I am a cat fan. Except for a few short periods, there’s always been a cat in my life, oftentimes several. Each of them has had their distinct, delightful personality. I love the cat’s independent spirit and the softness of their fur, however, the most wonderful attribute a cat possesses is its purr.
The purr. What an incredible sound, unique to the feline. Both domesticated and wild cats purr, yet no other animals create such a sound. It can be loud and rumbling or soft and barely perceptible. A purr most often communicates contentment but has also been documented when the cat is hungry, sick, or, inexplicably, about to die.

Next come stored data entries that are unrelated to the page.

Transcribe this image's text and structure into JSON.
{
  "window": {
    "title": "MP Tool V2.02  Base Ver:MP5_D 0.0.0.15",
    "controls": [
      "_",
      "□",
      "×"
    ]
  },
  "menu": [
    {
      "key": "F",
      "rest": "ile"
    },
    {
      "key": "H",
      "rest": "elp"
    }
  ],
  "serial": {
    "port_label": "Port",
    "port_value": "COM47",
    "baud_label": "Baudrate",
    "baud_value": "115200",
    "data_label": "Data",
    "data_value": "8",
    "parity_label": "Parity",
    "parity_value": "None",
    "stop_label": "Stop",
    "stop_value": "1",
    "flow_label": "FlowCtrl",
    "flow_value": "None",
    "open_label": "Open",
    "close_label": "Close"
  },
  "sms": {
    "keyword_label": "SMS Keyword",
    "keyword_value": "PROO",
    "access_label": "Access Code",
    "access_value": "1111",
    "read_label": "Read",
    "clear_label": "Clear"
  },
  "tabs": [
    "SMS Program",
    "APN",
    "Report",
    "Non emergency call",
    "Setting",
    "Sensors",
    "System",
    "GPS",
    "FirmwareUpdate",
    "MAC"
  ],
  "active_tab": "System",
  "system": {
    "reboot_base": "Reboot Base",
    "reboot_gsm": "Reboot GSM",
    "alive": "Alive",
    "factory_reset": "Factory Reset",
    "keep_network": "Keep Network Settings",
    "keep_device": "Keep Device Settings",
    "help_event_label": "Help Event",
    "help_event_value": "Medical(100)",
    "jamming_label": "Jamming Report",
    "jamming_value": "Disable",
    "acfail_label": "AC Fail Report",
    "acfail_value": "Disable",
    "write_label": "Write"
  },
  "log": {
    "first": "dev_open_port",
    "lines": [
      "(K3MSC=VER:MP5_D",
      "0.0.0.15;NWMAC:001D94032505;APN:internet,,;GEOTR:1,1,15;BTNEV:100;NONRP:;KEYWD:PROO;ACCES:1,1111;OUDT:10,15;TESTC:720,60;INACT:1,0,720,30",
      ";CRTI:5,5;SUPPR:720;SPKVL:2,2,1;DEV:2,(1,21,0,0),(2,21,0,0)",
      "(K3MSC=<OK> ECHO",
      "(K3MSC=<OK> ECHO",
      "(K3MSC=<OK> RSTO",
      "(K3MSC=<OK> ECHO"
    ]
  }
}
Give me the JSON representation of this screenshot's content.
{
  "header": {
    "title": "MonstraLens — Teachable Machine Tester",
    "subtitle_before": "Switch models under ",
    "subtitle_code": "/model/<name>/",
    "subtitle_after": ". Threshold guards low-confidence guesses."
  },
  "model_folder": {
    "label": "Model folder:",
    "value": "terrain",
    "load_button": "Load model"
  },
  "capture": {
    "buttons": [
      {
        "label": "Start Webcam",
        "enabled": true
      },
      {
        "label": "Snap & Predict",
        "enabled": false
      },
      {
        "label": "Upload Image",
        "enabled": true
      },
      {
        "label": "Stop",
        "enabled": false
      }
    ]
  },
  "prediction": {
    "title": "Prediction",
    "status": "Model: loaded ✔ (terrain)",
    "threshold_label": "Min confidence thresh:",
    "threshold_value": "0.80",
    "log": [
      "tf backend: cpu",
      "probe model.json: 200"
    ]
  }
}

The origin of the purr within a cat’s body has been widely debated, and I’m not convinced the answer has been found. Current thinking among researchers is that purring is actually caused by rapid vibrations in the muscles of the larynx and the diaphragm working in sequence. First the larynx muscle vibrates and once it finishes, the diaphragm muscle vibrates. Back and forth they go, at the rate of 30 times per second. The result of these vibrations is air turbulence which is the sound you hear. The muscle vibrations are what you feel when your hand is on your cat while it is purring.
Maybe, maybe not. I’m not sure I want to have the mystery of the cat’s purr resolved. I just love feeling the wonderment of this amazing, unique sound as it lulls me to sleep at night.